You see this is why I like Python. So many simpler ways of doing things you just have to know them. Now I've got to decipher what you've written. Thanks.

 
len(set(line[1:-1]) & new_isolate)==2]
Hmm, this doesn't take into account the instances where the 2 elements being compared are the same.


RE: Looping through dictionary and comparing values with elements of a separate list. - buran - Jun-22-2018

(Jun-22-2018, 01:12 PM)Mr_Keystrokes Wrote: Hmm, this doesn't take into account the instances where the 2 elements being compared are the same.

let's take the check in a function
import csv

def check_line(line, isolate):
    my_set = set(line)
    return len(my_set & isolate) == len(my_set)

with open('isolate_file.txt') as f:
    new_isolate = {line.strip() for line in f}

with open('snapper_data.csv') as sd:
    rdr = csv.reader(sd)
    my_isolates = [line[1:] for line in rdr if check_line(line[1:-1], new_isolate)]
             
print(my_isolates)
you can do it also like this
import csv

with open('isolate_file.txt') as f:
    new_isolate = {line.strip() for line in f}

with open('snapper_data.csv') as sd:
    rdr = csv.reader(sd)
    my_isolates = [line[1:] for line in rdr if line[1] in new_isolate and line[2] in new_isolate]
             
print(my_isolates)    



RE: Looping through dictionary and comparing values with elements of a separate list. - Mr_Keystrokes - Jun-22-2018

Thanks, I like the last solution best. Didn't know about csv reader so that will be useful in the future. And I would never have looked up set(). I have to say it's much simpler than Perl.

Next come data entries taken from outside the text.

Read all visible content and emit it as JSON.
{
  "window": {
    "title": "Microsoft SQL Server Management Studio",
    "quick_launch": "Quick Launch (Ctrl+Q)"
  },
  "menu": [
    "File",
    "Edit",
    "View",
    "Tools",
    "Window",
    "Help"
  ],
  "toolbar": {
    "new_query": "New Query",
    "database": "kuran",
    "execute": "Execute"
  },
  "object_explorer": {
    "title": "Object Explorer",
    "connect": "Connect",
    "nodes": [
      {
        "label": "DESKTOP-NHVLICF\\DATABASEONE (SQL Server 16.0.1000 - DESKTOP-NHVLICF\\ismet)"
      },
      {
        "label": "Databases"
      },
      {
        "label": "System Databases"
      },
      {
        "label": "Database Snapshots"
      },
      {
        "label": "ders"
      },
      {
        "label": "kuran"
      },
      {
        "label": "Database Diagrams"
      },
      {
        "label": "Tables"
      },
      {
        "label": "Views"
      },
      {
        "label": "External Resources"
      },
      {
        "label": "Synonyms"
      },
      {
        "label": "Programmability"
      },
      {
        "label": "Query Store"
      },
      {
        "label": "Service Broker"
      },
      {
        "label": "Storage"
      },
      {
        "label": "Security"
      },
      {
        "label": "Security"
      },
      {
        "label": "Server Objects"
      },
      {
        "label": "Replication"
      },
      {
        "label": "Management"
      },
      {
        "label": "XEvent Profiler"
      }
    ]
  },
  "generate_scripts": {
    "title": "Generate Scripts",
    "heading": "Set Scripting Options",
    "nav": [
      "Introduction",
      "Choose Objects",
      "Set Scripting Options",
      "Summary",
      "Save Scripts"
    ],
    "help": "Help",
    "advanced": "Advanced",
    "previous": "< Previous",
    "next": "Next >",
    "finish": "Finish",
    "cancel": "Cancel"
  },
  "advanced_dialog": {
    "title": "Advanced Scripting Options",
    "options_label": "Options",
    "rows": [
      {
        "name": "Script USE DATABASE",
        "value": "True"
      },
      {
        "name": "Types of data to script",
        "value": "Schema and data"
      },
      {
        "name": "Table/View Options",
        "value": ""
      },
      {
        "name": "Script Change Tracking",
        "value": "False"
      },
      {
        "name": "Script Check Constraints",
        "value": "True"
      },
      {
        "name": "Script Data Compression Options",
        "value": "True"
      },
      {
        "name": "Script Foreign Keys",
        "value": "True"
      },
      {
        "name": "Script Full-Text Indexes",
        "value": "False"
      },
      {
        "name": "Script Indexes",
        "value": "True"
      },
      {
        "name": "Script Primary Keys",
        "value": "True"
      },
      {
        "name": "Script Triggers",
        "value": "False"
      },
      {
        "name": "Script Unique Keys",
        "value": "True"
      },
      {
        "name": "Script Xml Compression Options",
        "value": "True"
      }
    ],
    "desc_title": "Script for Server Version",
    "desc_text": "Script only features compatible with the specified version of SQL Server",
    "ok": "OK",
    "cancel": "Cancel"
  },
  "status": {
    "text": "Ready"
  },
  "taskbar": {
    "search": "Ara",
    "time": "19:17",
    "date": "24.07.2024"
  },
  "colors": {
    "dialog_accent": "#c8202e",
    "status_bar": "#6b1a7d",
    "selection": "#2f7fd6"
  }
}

RE: Looping through dictionary and comparing values with elements of a separate list. - wavic - Jun-22-2018

(Jun-22-2018, 02:49 PM)Mr_Keystrokes Wrote: I have to say it's much simpler than Perl.
No joking? :D
“Perl – The only language that looks the same before and after RSA encryption.”